Diamondback’s Knucklebox bikes have been around for a while, and it shows in the slightly tall geometry. The Mission has often struggled with its weight as a trail bike, but for 2012 it’s been refocused in a more overtly downhill direction, with strong, top-value kit. A very good move, we think.
Frame & equipment: Evolved frame for extra stiffness
The US-designed Diamondback frameset (originally called The Goat) is something of a cult classic among big terrain/small budget riders on the other side of the Atlantic. The Mission frame now has a tapered head tube, ISCG-spec chainguide tabs and an always-good-to-see 142x12mm screw-through axle on the end of its stout rear stays, to improve an already solid stiffness rating.

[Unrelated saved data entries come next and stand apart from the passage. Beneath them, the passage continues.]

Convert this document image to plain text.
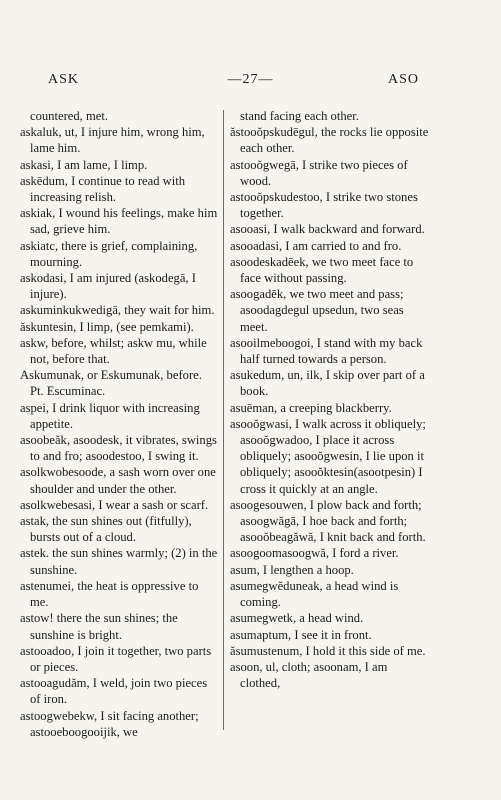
ASK	—27—	ASO
countered, met.
askaluk, ut, I injure him, wrong him, lame him.
askasi, I am lame, I limp.
askēdum, I continue to read with increasing relish.
askiak, I wound his feelings, make him sad, grieve him.
askiatc, there is grief, complaining, mourning.
askodasi, I am injured (askodegā, I injure).
askuminkukwedigā, they wait for him.
ăskuntesin, I limp, (see pemkami).
askw, before, whilst; askw mu, while not, before that.
Askumunak, or Eskumunak, before. Pt. Escuminac.
aspei, I drink liquor with increasing appetite.
asoobeăk, asoodesk, it vibrates, swings to and fro; asoodestoo, I swing it.
asolkwobesoode, a sash worn over one shoulder and under the other.
asolkwebesasi, I wear a sash or scarf.
astak, the sun shines out (fitfully), bursts out of a cloud.
astek. the sun shines warmly; (2) in the sunshine.
astenumei, the heat is oppressive to me.
astow! there the sun shines; the sunshine is bright.
astooadoo, I join it together, two parts or pieces.
astooagudăm, I weld, join two pieces of iron.
astoogwebekw, I sit facing another; astooeboogooijik, we
stand facing each other.
ăstooŏpskudēgul, the rocks lie opposite each other.
astooŏgwegā, I strike two pieces of wood.
astooŏpskudestoo, I strike two stones together.
asooasi, I walk backward and forward.
asooadasi, I am carried to and fro.
asoodeskadēek, we two meet face to face without passing.
asoogadēk, we two meet and pass; asoodagdegul upsedun, two seas meet.
asooilmeboogoi, I stand with my back half turned towards a person.
asukedum, un, ilk, I skip over part of a book.
asuēman, a creeping blackberry.
asooŏgwasi, I walk across it obliquely; asooŏgwadoo, I place it across obliquely; asooŏgwesin, I lie upon it obliquely; asooŏktesin(asootpesin) I cross it quickly at an angle.
asoogesouwen, I plow back and forth; asoogwăgā, I hoe back and forth; asooŏbeagăwă, I knit back and forth.
asoogoomasoogwă, I ford a river.
asum, I lengthen a hoop.
asumegwĕduneak, a head wind is coming.
asumegwetk, a head wind.
asumaptum, I see it in front.
ăsumustenum, I hold it this side of me.
asoon, ul, cloth; asoonam, I am clothed,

The wheel path is a simple arc, but the super-broad Knucklebox triangular flip link gives great control via a long-stroke (63mm) Fox shock, really letting the Mission chassis eat up the terrain.
For 2012, the complete UK bikes are ﬁnally equipped to make the most of it too, rather than focusing on ultimately fairly futile weight-saving on the heavy frame. The fat-legged 160mm Fox 36 fork is a great match for the frame – it’s a big step up from the shorter, twangier and lighter forks we’ve used in the chassis before. It wasn’t the smoothest unit we’ve ridden, but they’re simple to lube properly to release potential plushness, and have a super-strong and accurate structure.
There’s an appropriately wide-barred and stubby-stemmed cockpit controlling it, for a power-assisted feel. Big, seriously surefooted Stick E compound Kenda tyres on broad, burly wheels mean no backing off in boulder ﬁelds or corners.
The transmission is less important on a gravity bike, but this Race Face/SRAM mix works well enough through cleanly routed cables, winching the 14.9kg (33lb) weight around. The only equipment downers are the very wooden and uncommunicative Hayes brakes, though there is power there, which you’ll realise as they eventually lock up and totally surprise you.
Ride & handling: Shines on the downhills it’s designed for
At nearly 15kg (33lb) the Mission is fairly heavy, but that’s fair for a serious all-mountain machine at this price. The Knucklebox also pedals well for a long-travel setup, meaning the bike winches uphill on its sticky tyres as well as you could reasonably hope for.
Once up top, there’s very little to stop the Mission. Both front and rear suspension do a great job of soaking up big single hits, sustaining speed through rock heaps and dealing with stutter bumps. There’s no over-travel, wallow or twang – it remains precise and predictable whatever you throw it at. With gravity powering it, you find that weight means it doesn’t get thrown off line or bullied by the trail easily. Consequently, it’s fast.
Combined with the stiffness and high traction tyres that means a much straighter, more controlled and faster exit from big root sections, moguls or rock gardens – particularly if you get your weight low to push it through.
While the 67-degree head angle sets up a relatively stable and conﬁdent front end, the frame is a little shorter and noticeably taller than the latest low-slung all-mountain machines. Combined with the clunky fork on our sample that meant we had to deliberately squash it down into corners to get the best out of the tyres.
Once you’ve twigged that though, the stiffness and traction tenacity through corners is very impressive and lets you totally commit into the belly of berms as your eyes strain for the exit. Fitting a wider ﬂat bar would deﬁnitely be a decent aggro upgrade though.
Apart from the reasonably powerful but numb feeling brakes, nothing about our test sessions on the Diamondback suggests it wouldn’t be happy on an alpine holiday either.
The Mission is a lot of bike to lug around, but DBR have finally accepted that fact and specced it appropriately. For 2012 they’re making the most of the bike’s considerable strength, stiffness and big-hit capability, and doing it at a cracking price.
If you’re a proper black run bomber, freeride/DH play-biker or regular Alp visitor, the Mission is an absolute bargain.